"İçtihat Metni"
MAHKEMESİ : Kayseri Bölge Adliye Mahkemesi 2. Hukuk Dairesi
SAYISI : 2023/1087 E., 2023/1073 K.
KARAR : Başvurunun kısmen kabulü ile yeniden esas hakkında hüküm kurma
İLK DERECE MAHKEMESİ : Sivas 1. Aile Mahkemesi
SAYISI : 2021/265 E., 2023/218 K.
Taraflar arasındaki karşılıklı boşanma davasından dolayı yapılan yargılama sonunda İlk Derece Mahkemesince her iki davanın kabulü ile tarafların boşanmalarına ve boşanmanın fer'îlerine karar verilmiştir.
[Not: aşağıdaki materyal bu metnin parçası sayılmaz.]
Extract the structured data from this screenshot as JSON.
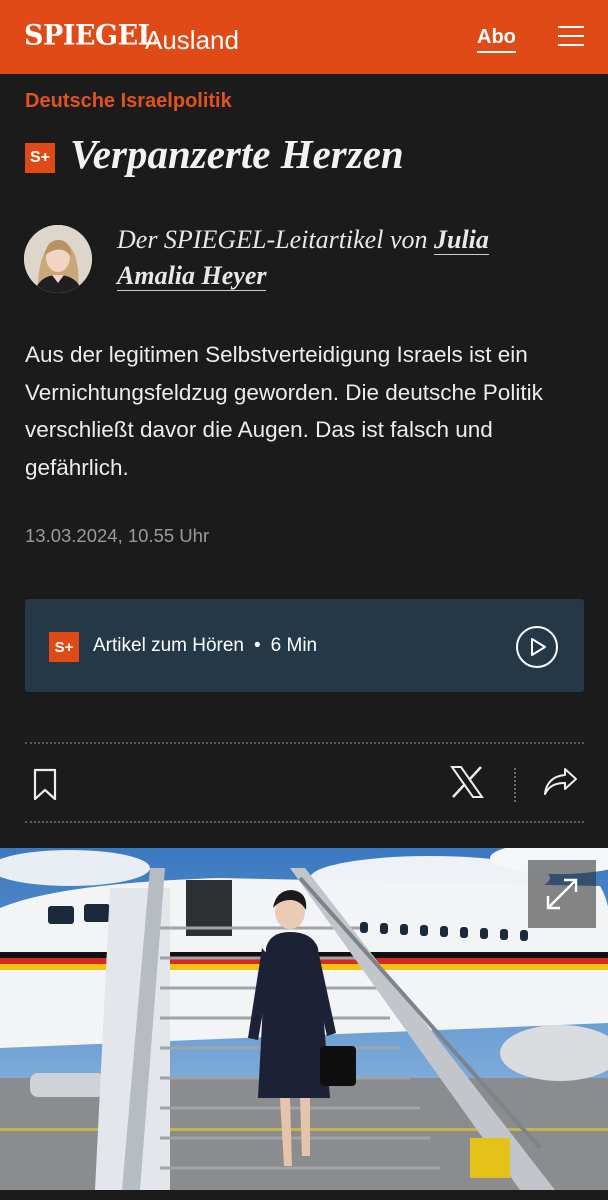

Kararın taraf vekilleri tarafından istinaf edilmesi üzerine, Bölge Adliye Mahkemesince başvuruların kısmen esastan reddi ve kısmen kabulü ile İlk Derece Mahkemesinin ilgili hükümlerinin kaldırılarak yeniden esas hakkında hüküm kurulmasına karar verilmiştir.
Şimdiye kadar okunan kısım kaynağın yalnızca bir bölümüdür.